Comment 3 Jakub Jelinek 2011-06-16 14:29:00 UTC
On the #c2 testcase the slowdown seems to be caused by
http://gcc.gnu.org/viewcvs?root=gcc&view=rev&rev=148211
i.e. misaligned store support in the vectorizer:
http://gcc.gnu.org/ml/gcc-patches/2009-06/msg00492.html
The patch talks about need to add a cost model, not sure if it has been added for this.

Comment 4 Jakub Jelinek 2011-07-08 12:21:35 UTC
__builtin_assume_aligned is now backported to 4.6-RH in gcc-4.6.1-2.fc{15,16} as well as gcc46-4.6.1-2.el{5,6}.

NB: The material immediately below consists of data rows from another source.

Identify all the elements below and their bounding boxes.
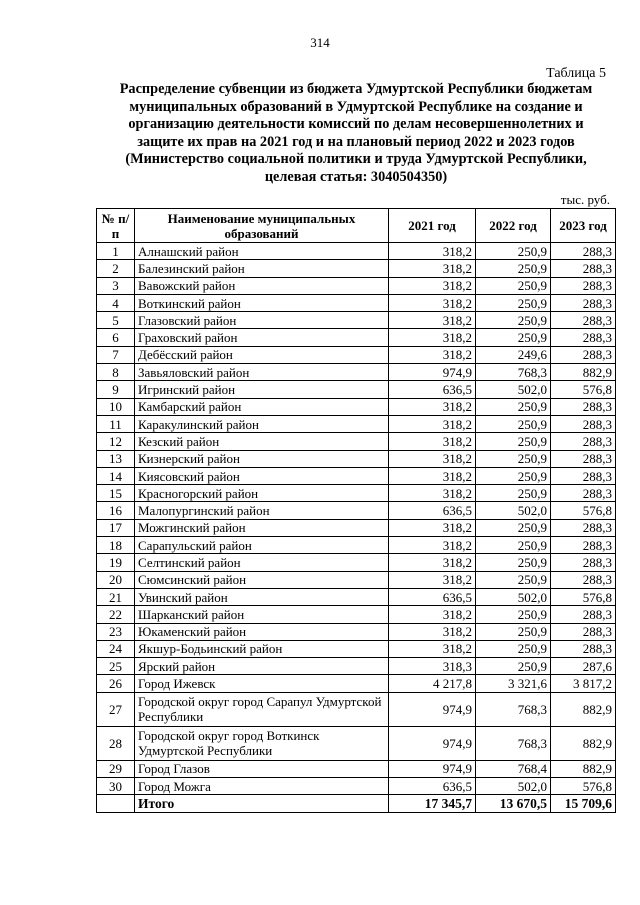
title-line: (Министерство социальной политики и труда Удмуртской Республики, xyxy=(125,151,587,168)
row-name: Городской округ город Сарапул Удмуртской Республики xyxy=(135,692,389,726)
table-row xyxy=(97,623,616,640)
value-2022: 250,9 xyxy=(476,243,551,260)
value-2023: 288,3 xyxy=(551,554,616,571)
row-number: 2 xyxy=(97,260,135,277)
value-2022: 768,3 xyxy=(476,692,551,726)
row-name: Красногорский район xyxy=(135,485,389,502)
row-number: 3 xyxy=(97,277,135,294)
table-row xyxy=(97,433,616,450)
title-line: организацию деятельности комиссий по делам несовершеннолетних и xyxy=(128,116,584,133)
value-2021: 318,2 xyxy=(389,312,476,329)
value-2023: 576,8 xyxy=(551,502,616,519)
row-number: 23 xyxy=(97,623,135,640)
row-name: Город Глазов xyxy=(135,760,389,777)
value-2023: 882,9 xyxy=(551,726,616,760)
value-2023: 288,3 xyxy=(551,519,616,536)
row-number: 16 xyxy=(97,502,135,519)
table-row xyxy=(97,329,616,346)
value-2022: 768,3 xyxy=(476,364,551,381)
value-2023: 576,8 xyxy=(551,588,616,605)
row-number: 28 xyxy=(97,726,135,760)
total-2021: 17 345,7 xyxy=(389,795,476,812)
row-name: Увинский район xyxy=(135,588,389,605)
value-2021: 974,9 xyxy=(389,364,476,381)
value-2021: 318,2 xyxy=(389,485,476,502)
row-name: Малопургинский район xyxy=(135,502,389,519)
value-2022: 250,9 xyxy=(476,658,551,675)
header-2022: 2022 год xyxy=(476,209,551,243)
value-2022: 502,0 xyxy=(476,588,551,605)
row-number: 26 xyxy=(97,675,135,692)
value-2023: 288,3 xyxy=(551,623,616,640)
row-name: Игринский район xyxy=(135,381,389,398)
table-row xyxy=(97,312,616,329)
row-name: Каракулинский район xyxy=(135,415,389,432)
table-row xyxy=(97,606,616,623)
table-row xyxy=(97,260,616,277)
value-2022: 250,9 xyxy=(476,606,551,623)
row-name: Киясовский район xyxy=(135,467,389,484)
value-2023: 288,3 xyxy=(551,329,616,346)
value-2023: 288,3 xyxy=(551,433,616,450)
value-2023: 288,3 xyxy=(551,415,616,432)
value-2023: 288,3 xyxy=(551,450,616,467)
table-row xyxy=(97,692,616,726)
value-2022: 768,4 xyxy=(476,760,551,777)
value-2021: 318,2 xyxy=(389,398,476,415)
row-number: 7 xyxy=(97,346,135,363)
table-label: Таблица 5 xyxy=(546,66,606,81)
table-row xyxy=(97,675,616,692)
value-2023: 288,3 xyxy=(551,398,616,415)
row-number: 29 xyxy=(97,760,135,777)
value-2022: 3 321,6 xyxy=(476,675,551,692)
value-2022: 502,0 xyxy=(476,778,551,795)
row-name: Город Можга xyxy=(135,778,389,795)
row-name: Сюмсинский район xyxy=(135,571,389,588)
header-2023: 2023 год xyxy=(551,209,616,243)
value-2021: 974,9 xyxy=(389,726,476,760)
total-label: Итого xyxy=(135,795,389,812)
header-2021: 2021 год xyxy=(389,209,476,243)
table-row xyxy=(97,519,616,536)
table-row xyxy=(97,537,616,554)
row-name: Вавожский район xyxy=(135,277,389,294)
value-2022: 250,9 xyxy=(476,485,551,502)
row-number: 9 xyxy=(97,381,135,398)
table-row xyxy=(97,450,616,467)
row-number: 19 xyxy=(97,554,135,571)
table-row xyxy=(97,398,616,415)
row-number: 5 xyxy=(97,312,135,329)
table-row xyxy=(97,571,616,588)
value-2022: 502,0 xyxy=(476,381,551,398)
value-2023: 288,3 xyxy=(551,467,616,484)
row-name: Сарапульский район xyxy=(135,537,389,554)
value-2023: 576,8 xyxy=(551,778,616,795)
row-name: Завьяловский район xyxy=(135,364,389,381)
row-number: 6 xyxy=(97,329,135,346)
row-name: Камбарский район xyxy=(135,398,389,415)
value-2023: 288,3 xyxy=(551,346,616,363)
row-name: Алнашский район xyxy=(135,243,389,260)
row-number: 18 xyxy=(97,537,135,554)
value-2021: 318,2 xyxy=(389,346,476,363)
value-2023: 882,9 xyxy=(551,760,616,777)
row-name: Граховский район xyxy=(135,329,389,346)
row-name: Юкаменский район xyxy=(135,623,389,640)
unit-label: тыс. руб. xyxy=(560,192,610,207)
value-2022: 250,9 xyxy=(476,312,551,329)
value-2021: 318,2 xyxy=(389,554,476,571)
value-2022: 250,9 xyxy=(476,415,551,432)
value-2022: 250,9 xyxy=(476,640,551,657)
value-2023: 288,3 xyxy=(551,294,616,311)
row-number: 11 xyxy=(97,415,135,432)
row-number: 14 xyxy=(97,467,135,484)
value-2022: 768,3 xyxy=(476,726,551,760)
value-2023: 288,3 xyxy=(551,277,616,294)
value-2021: 318,2 xyxy=(389,606,476,623)
value-2022: 250,9 xyxy=(476,433,551,450)
value-2021: 318,2 xyxy=(389,433,476,450)
row-number: 12 xyxy=(97,433,135,450)
value-2022: 250,9 xyxy=(476,623,551,640)
row-number: 4 xyxy=(97,294,135,311)
value-2022: 250,9 xyxy=(476,398,551,415)
row-name: Можгинский район xyxy=(135,519,389,536)
row-number: 30 xyxy=(97,778,135,795)
value-2023: 288,3 xyxy=(551,537,616,554)
table-row xyxy=(97,277,616,294)
table-header-row xyxy=(97,209,616,243)
total-2022: 13 670,5 xyxy=(476,795,551,812)
value-2022: 250,9 xyxy=(476,554,551,571)
table-row xyxy=(97,415,616,432)
total-2023: 15 709,6 xyxy=(551,795,616,812)
table-row xyxy=(97,243,616,260)
value-2022: 250,9 xyxy=(476,260,551,277)
row-name: Шарканский район xyxy=(135,606,389,623)
subvention-table xyxy=(96,208,616,813)
value-2023: 288,3 xyxy=(551,312,616,329)
value-2021: 318,2 xyxy=(389,294,476,311)
row-name: Глазовский район xyxy=(135,312,389,329)
row-number: 22 xyxy=(97,606,135,623)
value-2022: 250,9 xyxy=(476,519,551,536)
value-2021: 4 217,8 xyxy=(389,675,476,692)
value-2023: 3 817,2 xyxy=(551,675,616,692)
table-total-row xyxy=(97,795,616,812)
value-2023: 288,3 xyxy=(551,485,616,502)
value-2021: 318,2 xyxy=(389,537,476,554)
value-2023: 288,3 xyxy=(551,606,616,623)
value-2021: 636,5 xyxy=(389,588,476,605)
table-row xyxy=(97,294,616,311)
value-2021: 318,2 xyxy=(389,467,476,484)
value-2021: 974,9 xyxy=(389,692,476,726)
value-2021: 318,2 xyxy=(389,519,476,536)
table-row xyxy=(97,778,616,795)
value-2023: 288,3 xyxy=(551,243,616,260)
value-2022: 250,9 xyxy=(476,571,551,588)
value-2021: 318,2 xyxy=(389,329,476,346)
value-2023: 882,9 xyxy=(551,692,616,726)
row-number: 27 xyxy=(97,692,135,726)
row-name: Якшур-Бодьинский район xyxy=(135,640,389,657)
title-line: муниципальных образований в Удмуртской Республике на создание и xyxy=(129,98,583,115)
value-2023: 287,6 xyxy=(551,658,616,675)
table-row xyxy=(97,588,616,605)
value-2022: 250,9 xyxy=(476,467,551,484)
value-2023: 882,9 xyxy=(551,364,616,381)
value-2021: 318,2 xyxy=(389,571,476,588)
title-line: целевая статья: 3040504350) xyxy=(264,168,448,185)
value-2023: 288,3 xyxy=(551,640,616,657)
value-2022: 250,9 xyxy=(476,537,551,554)
row-number: 21 xyxy=(97,588,135,605)
value-2022: 250,9 xyxy=(476,329,551,346)
row-number: 1 xyxy=(97,243,135,260)
value-2023: 288,3 xyxy=(551,571,616,588)
table-row xyxy=(97,502,616,519)
row-name: Кезский район xyxy=(135,433,389,450)
value-2022: 250,9 xyxy=(476,450,551,467)
row-name: Воткинский район xyxy=(135,294,389,311)
value-2021: 636,5 xyxy=(389,381,476,398)
value-2021: 318,2 xyxy=(389,450,476,467)
row-number: 25 xyxy=(97,658,135,675)
value-2023: 288,3 xyxy=(551,260,616,277)
table-row xyxy=(97,485,616,502)
value-2021: 318,2 xyxy=(389,260,476,277)
table-row xyxy=(97,658,616,675)
value-2021: 318,2 xyxy=(389,640,476,657)
row-name: Город Ижевск xyxy=(135,675,389,692)
row-name: Городской округ город Воткинск Удмуртской Республики xyxy=(135,726,389,760)
value-2021: 636,5 xyxy=(389,502,476,519)
value-2021: 318,2 xyxy=(389,623,476,640)
value-2022: 250,9 xyxy=(476,294,551,311)
row-name: Селтинский район xyxy=(135,554,389,571)
table-row xyxy=(97,640,616,657)
value-2022: 249,6 xyxy=(476,346,551,363)
table-row xyxy=(97,726,616,760)
row-number: 15 xyxy=(97,485,135,502)
value-2021: 318,2 xyxy=(389,415,476,432)
value-2021: 318,2 xyxy=(389,243,476,260)
row-number: 13 xyxy=(97,450,135,467)
row-number: 24 xyxy=(97,640,135,657)
table-row xyxy=(97,467,616,484)
table-row xyxy=(97,760,616,777)
row-name: Кизнерский район xyxy=(135,450,389,467)
table-row xyxy=(97,381,616,398)
value-2021: 318,3 xyxy=(389,658,476,675)
row-name: Балезинский район xyxy=(135,260,389,277)
table-body xyxy=(97,243,616,813)
document-title xyxy=(96,81,616,187)
page-number: 314 xyxy=(310,35,330,50)
table-row xyxy=(97,346,616,363)
value-2021: 974,9 xyxy=(389,760,476,777)
row-number: 10 xyxy=(97,398,135,415)
header-num: № п/п xyxy=(97,209,135,243)
header-name: Наименование муниципальных образований xyxy=(135,209,389,243)
value-2021: 318,2 xyxy=(389,277,476,294)
value-2021: 636,5 xyxy=(389,778,476,795)
total-empty-cell xyxy=(97,795,135,812)
table-row xyxy=(97,364,616,381)
title-line: Распределение субвенции из бюджета Удмуртской Республики бюджетам xyxy=(119,81,593,97)
row-name: Дебёсский район xyxy=(135,346,389,363)
row-number: 8 xyxy=(97,364,135,381)
row-number: 17 xyxy=(97,519,135,536)
row-number: 20 xyxy=(97,571,135,588)
title-line: защите их прав на 2021 год и на плановый период 2022 и 2023 годов xyxy=(137,133,575,150)
row-name: Ярский район xyxy=(135,658,389,675)
value-2023: 576,8 xyxy=(551,381,616,398)
value-2022: 502,0 xyxy=(476,502,551,519)
value-2022: 250,9 xyxy=(476,277,551,294)
table-row xyxy=(97,554,616,571)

Comment 5 Jakub Jelinek 2011-07-19 10:58:42 UTC
For GCC 4.4-RH __builtin_assume_aligned isn't really backportable though, it heavily relies on bit tracking in CCP, which has been only introduced in GCC 4.6.

Comment 11 RHEL Program Management 2011-09-01 14:55:12 UTC
Development Management has reviewed and declined this request.  You may appeal
this decision by reopening this request.